As to the future, Levin said the coronavirus will dictate whether catering becomes a viable option again.
“I don’t think we’re going to snap back to the old 300-person bar mitzvahs,” he said. “I can’t see that happening for a long time.”
The Piggins kitchen, built for $50,000 by PDX Cart Builders, serves Higgins’ famed house charcuterie, farm salads and sandwiches by day, then shifts to a more ambitious lineup of mains — grilled hanger steak, a nightly Northwest seafood special — at night. The Piggins burger, with grass-fed beef from Carman Ranch, is served throughout the day.
“From the very first time we saw that space, I just kept thinking of all the great outdoor bistros in France and Italy,” Higgins said. “Why not here? And why does it just have to be crepes or something super simple?”
According to Higgins, Piggins has been earning about $5,000 a day in revenue, at least before the wildfire smoke put a temporary hold on outdoor dining this week.
“That might be considered massive for a food cart, but compared to running a full service restaurant, it’s just barely keeping us above water,” he said.

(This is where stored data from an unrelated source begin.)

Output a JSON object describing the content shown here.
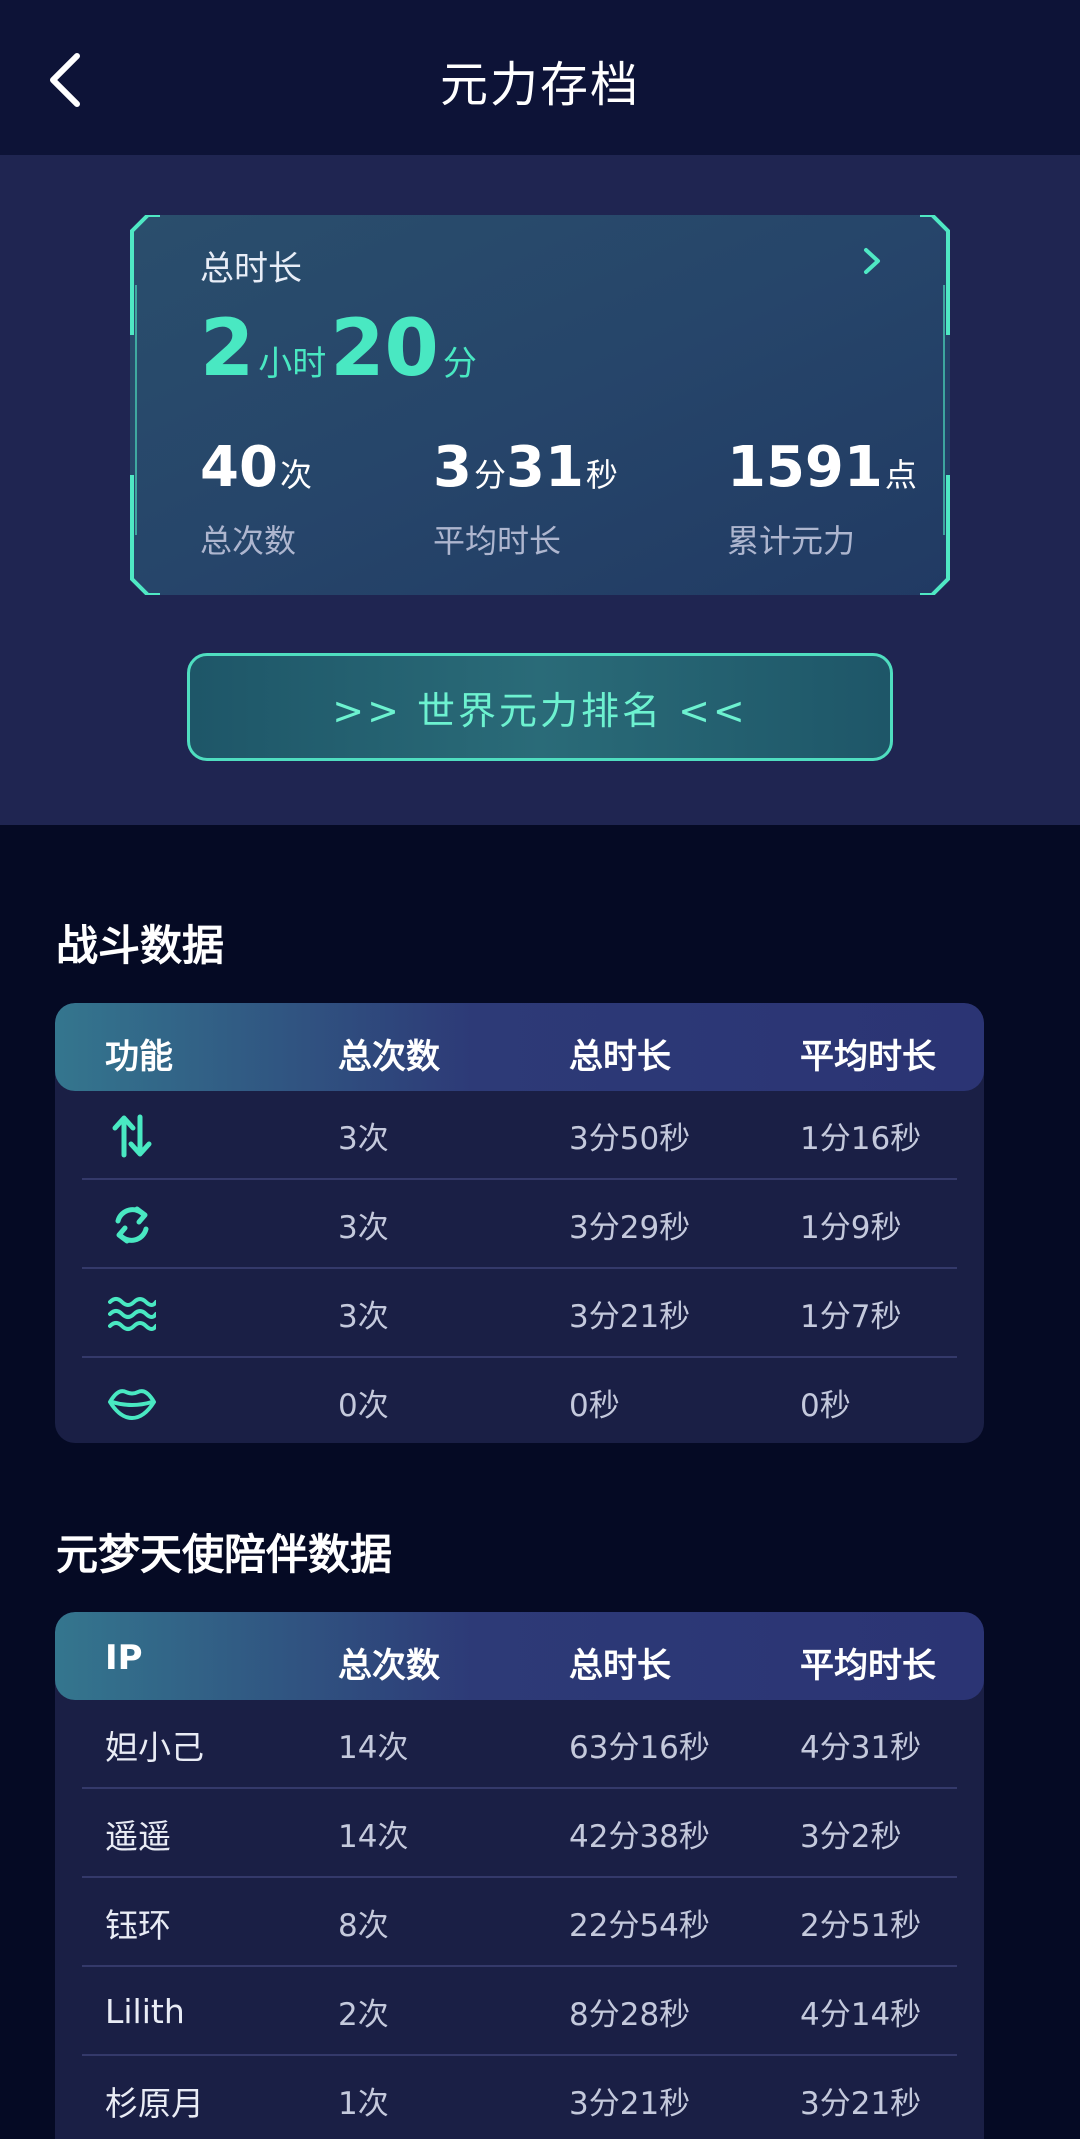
{
  "header": {
    "title": "元力存档"
  },
  "summary": {
    "total_label": "总时长",
    "hours": "2",
    "hours_unit": "小时",
    "minutes": "20",
    "minutes_unit": "分",
    "stats": [
      {
        "value": "40",
        "unit": "次",
        "label": "总次数"
      },
      {
        "value_min": "3",
        "unit_min": "分",
        "value_sec": "31",
        "unit_sec": "秒",
        "label": "平均时长"
      },
      {
        "value": "1591",
        "unit": "点",
        "label": "累计元力"
      }
    ],
    "rank_button": ">> 世界元力排名 <<"
  },
  "battle": {
    "title": "战斗数据",
    "headers": [
      "功能",
      "总次数",
      "总时长",
      "平均时长"
    ],
    "rows": [
      {
        "icon": "up-down-arrows-icon",
        "count": "3次",
        "total": "3分50秒",
        "avg": "1分16秒"
      },
      {
        "icon": "rotate-icon",
        "count": "3次",
        "total": "3分29秒",
        "avg": "1分9秒"
      },
      {
        "icon": "wave-icon",
        "count": "3次",
        "total": "3分21秒",
        "avg": "1分7秒"
      },
      {
        "icon": "lips-icon",
        "count": "0次",
        "total": "0秒",
        "avg": "0秒"
      }
    ]
  },
  "companion": {
    "title": "元梦天使陪伴数据",
    "headers": [
      "IP",
      "总次数",
      "总时长",
      "平均时长"
    ],
    "rows": [
      {
        "name": "妲小己",
        "count": "14次",
        "total": "63分16秒",
        "avg": "4分31秒"
      },
      {
        "name": "遥遥",
        "count": "14次",
        "total": "42分38秒",
        "avg": "3分2秒"
      },
      {
        "name": "钰环",
        "count": "8次",
        "total": "22分54秒",
        "avg": "2分51秒"
      },
      {
        "name": "Lilith",
        "count": "2次",
        "total": "8分28秒",
        "avg": "4分14秒"
      },
      {
        "name": "杉原月",
        "count": "1次",
        "total": "3分21秒",
        "avg": "3分21秒"
      }
    ]
  },
  "colors": {
    "accent": "#49e8c2",
    "background": "#050a24",
    "panel": "#1f2551",
    "table_bg": "#1a1f45"
  }
}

Visit on a hot day, and you might find regulars with reservations leaning in the shade of the historical society building, waiting as co-owner Paul Mallory rearranges a heavy umbrella to block the sun from one of Piggins’ 16 socially distanced tables. When the rains arrive, Higgins and Mallory hope to continue using Piggins as a pickup point for takeout, including offering a reheat-at-home home version of the meals typically served on Thanksgiving and Christmas, two of the restaurant’s busiest days. Meanwhile, they’re working to reopen the restaurant’s dining room for limited indoor service sometime this fall.
And long-term, they hope to see Piggins serve as the Oregon Historical Society’s outdoor bistro for years to come.
“The energy level from the customers and staff has been a really uplifting experience,” Higgins said. “I’ve been cooking in Portland for almost 40 years, and suddenly we’re getting new people who’ve never heard of us. I think that’s just great.”